A spell at Tattersalls in Newmarket lasted about three months. It just wasn’t for him. He left and joined Coolmore again, full circle.

“That was brilliant,” says de Bromhead. “I was doing what was required in the office, selling stallion nominations, going with Demi O’Byrne to look at yearlings, selling horses out of Ballydoyle, I went to Australia and sold nominations down there for six months, went to Lexington. It was a phenomenal job, but I just had this thing in me that I wanted to train horses. I don’t know, I couldn’t shake it out of me, sadly. I tried, but I just couldn’t.”

His father had a minor stroke in 1999, and Henry decided that he would go home and give the training thing a go. It was time. Before he left Coolmore, John Magnier told him that he was sorry to see him go, but wished him well. On January 1st 2000, after the brand new trainer’s first runner had won, he received a fax from Barbados: ‘Congratulations on your first winner. Hope it’s the first of many. John and Sue Magnier.’

Ask de Bromhead to name the best horse that he has ever trained, and he has no doubt. He has always loved Sizing Europe – favourite for this afternoon’s Greatwood Hurdle at Cheltenham – since the first time that he saw him down at John Bleahen’s. Of course it helped that he was a half-brother to The Spoonplayer, but this fellow has always looked a bit special.

“He’s very arrogant,” he laughs. “He needs a lot of TLC, but he deserves it. He has a very high opinion of himself. If he’s half as good as he thinks he is, he’ll be a champion!”

Things looked grim at Punchestown a month ago. Sizing Europe had just taken it up from Aitmatov in a two-and-a-quarter-mile listed hurdle on the approach to the second last flight when he stepped at the obstacle and came down. Henry was gutted. We will never know for sure how it would have panned out. Noel Meade said afterwards that his horse would probably have won anyway, Ruby Walsh on Sizing Europe said that he would have won. But what is certain is that, had Sizing Europe been beaten, it wouldn’t have been by much.

“Not only did he fall on his shoulder,” says Henry, “but then Salford City galloped right over him. And the ground is lively enough these days so he got a right thumping. When he pulled up, he was hanging his leg, so I thought he was in trouble. But I’d say it was like if you got a dead arm or a dead leg. He came back sore, we gave him some anti-inflammatories, and he was a lot better the next day. We did a lot of cold hosing, gave him a lot of Arnaca. Within three days he was moving perfectly, but he still didn’t have full flexing on his shoulder for about 10 days. We’ve done loads of schooling, and he seems to be in great form now.”
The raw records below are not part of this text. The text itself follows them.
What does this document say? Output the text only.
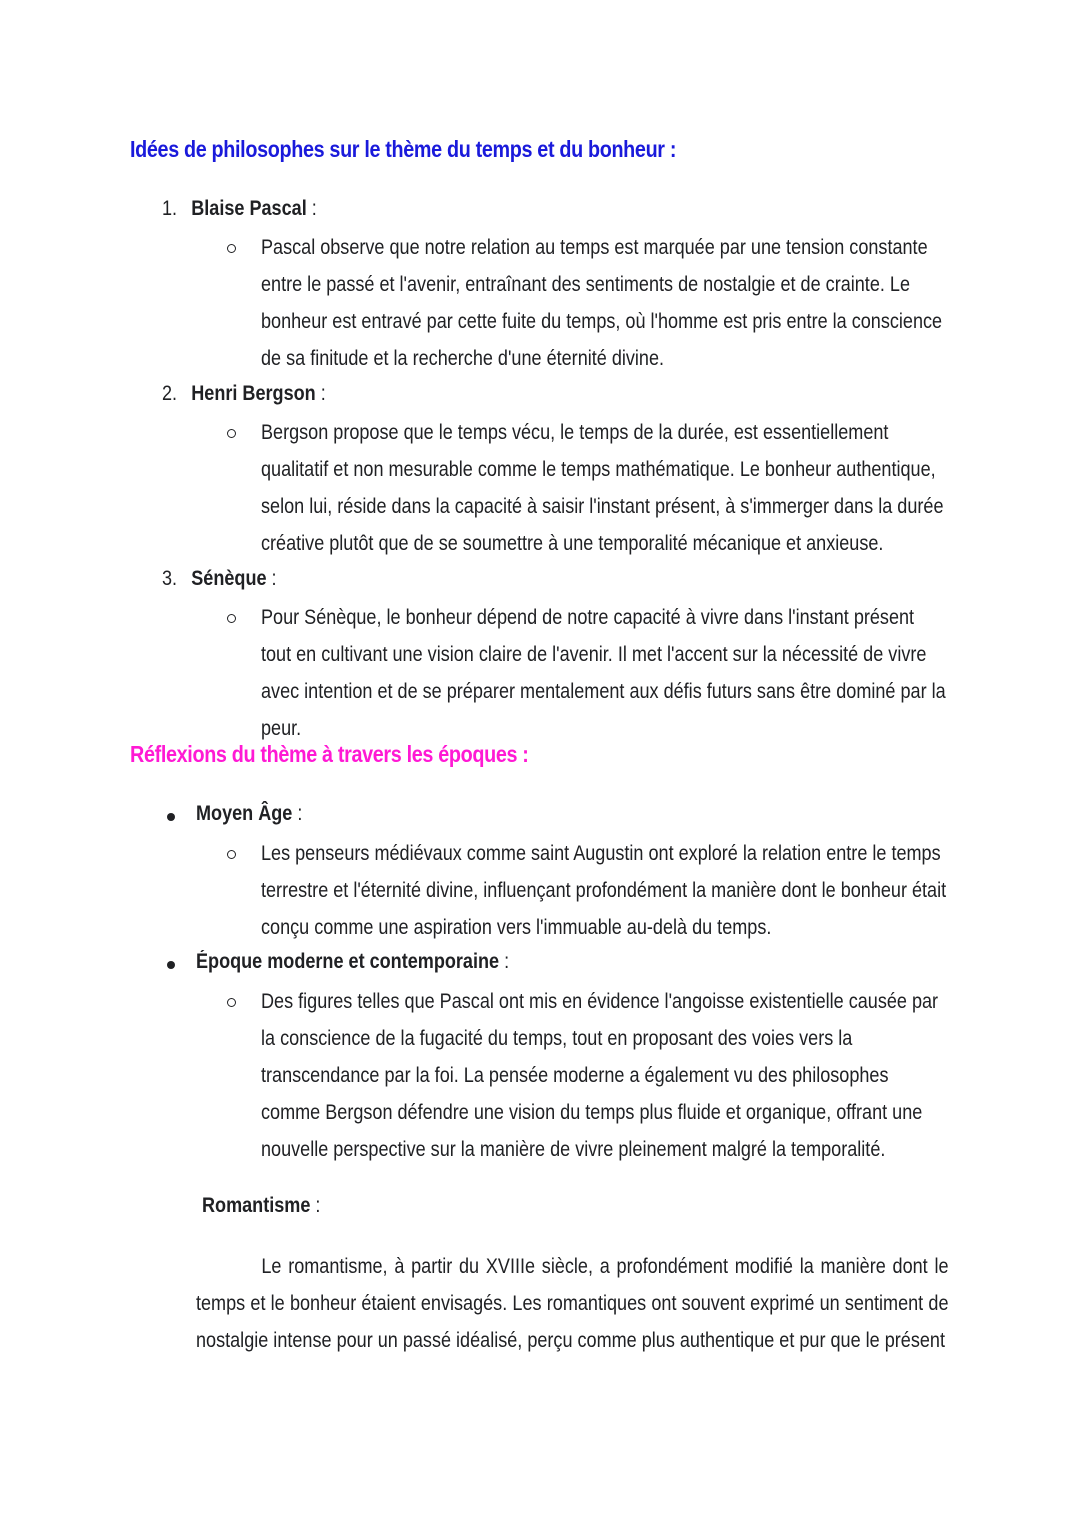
Idées de philosophes sur le thème du temps et du bonheur :
1. Blaise Pascal :

Pascal observe que notre relation au temps est marquée par une tension constante entre le passé et l'avenir, entraînant des sentiments de nostalgie et de crainte. Le bonheur est entravé par cette fuite du temps, où l'homme est pris entre la conscience de sa finitude et la recherche d'une éternité divine.

2. Henri Bergson :

Bergson propose que le temps vécu, le temps de la durée, est essentiellement qualitatif et non mesurable comme le temps mathématique. Le bonheur authentique, selon lui, réside dans la capacité à saisir l'instant présent, à s'immerger dans la durée créative plutôt que de se soumettre à une temporalité mécanique et anxieuse.

3. Sénèque :

Pour Sénèque, le bonheur dépend de notre capacité à vivre dans l'instant présent tout en cultivant une vision claire de l'avenir. Il met l'accent sur la nécessité de vivre avec intention et de se préparer mentalement aux défis futurs sans être dominé par la peur.

Réflexions du thème à travers les époques :
Moyen Âge :

Les penseurs médiévaux comme saint Augustin ont exploré la relation entre le temps terrestre et l'éternité divine, influençant profondément la manière dont le bonheur était conçu comme une aspiration vers l'immuable au-delà du temps.

Époque moderne et contemporaine :

Des figures telles que Pascal ont mis en évidence l'angoisse existentielle causée par la conscience de la fugacité du temps, tout en proposant des voies vers la transcendance par la foi. La pensée moderne a également vu des philosophes comme Bergson défendre une vision du temps plus fluide et organique, offrant une nouvelle perspective sur la manière de vivre pleinement malgré la temporalité.

Romantisme :

Le romantisme, à partir du XVIIIe siècle, a profondément modifié la manière dont le temps et le bonheur étaient envisagés. Les romantiques ont souvent exprimé un sentiment de nostalgie intense pour un passé idéalisé, perçu comme plus authentique et pur que le présent
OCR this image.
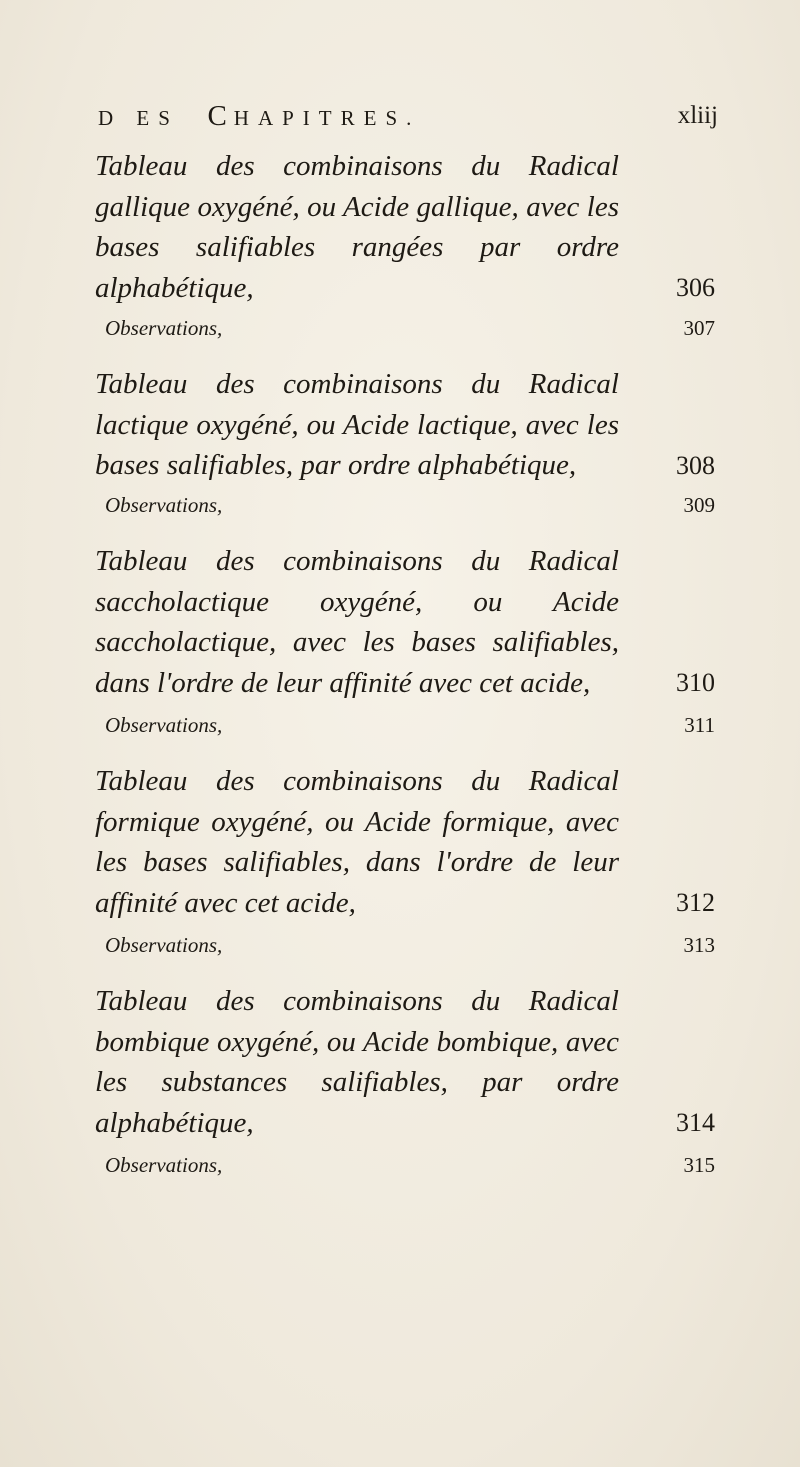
D ES CHAPITRES.	xliij
Tableau des combinaisons du Radical gallique oxygéné, ou Acide gallique, avec les bases salifiables rangées par ordre alphabétique,	306
Observations,	307
Tableau des combinaisons du Radical lactique oxygéné, ou Acide lactique, avec les bases salifiables, par ordre alphabétique,	308
Observations,	309
Tableau des combinaisons du Radical saccholactique oxygéné, ou Acide saccholactique, avec les bases salifiables, dans l'ordre de leur affinité avec cet acide,	310
Observations,	311
Tableau des combinaisons du Radical formique oxygéné, ou Acide formique, avec les bases salifiables, dans l'ordre de leur affinité avec cet acide,	312
Observations,	313
Tableau des combinaisons du Radical bombique oxygéné, ou Acide bombique, avec les substances salifiables, par ordre alphabétique,	314
Observations,	315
Typically, de Bromhead assumes most of the blame for the fall. They had been toying with the idea of going chasing with him this term, and had schooled him over fences a little, with the result that he thought the horse jumped a little big in the early stages. It didn’t help his confidence over his hurdles. All his schooling since has been over the smaller obstacles, and he is zinging.

“The Greatwood Hurdle has been on my mind for him all summer,” says the trainer. “I just think he might be on a lenient handicap mark, and I’m seeking to exploit it. Bar the fall, I thought that I was progressing into handicap company without an issue, and use that as a stepping stone, go back to taking on the good horses off level weights. I’m anxious. I worry about everything. It’s not ideal going into a good handicap on the back of a fall, but I’m very hopeful.”

Try to get the trainer to think further ahead than this afternoon, and you struggle. Eventually, you get him to concede that, with normal luck, Sizing Europe could be dining at the top table this season.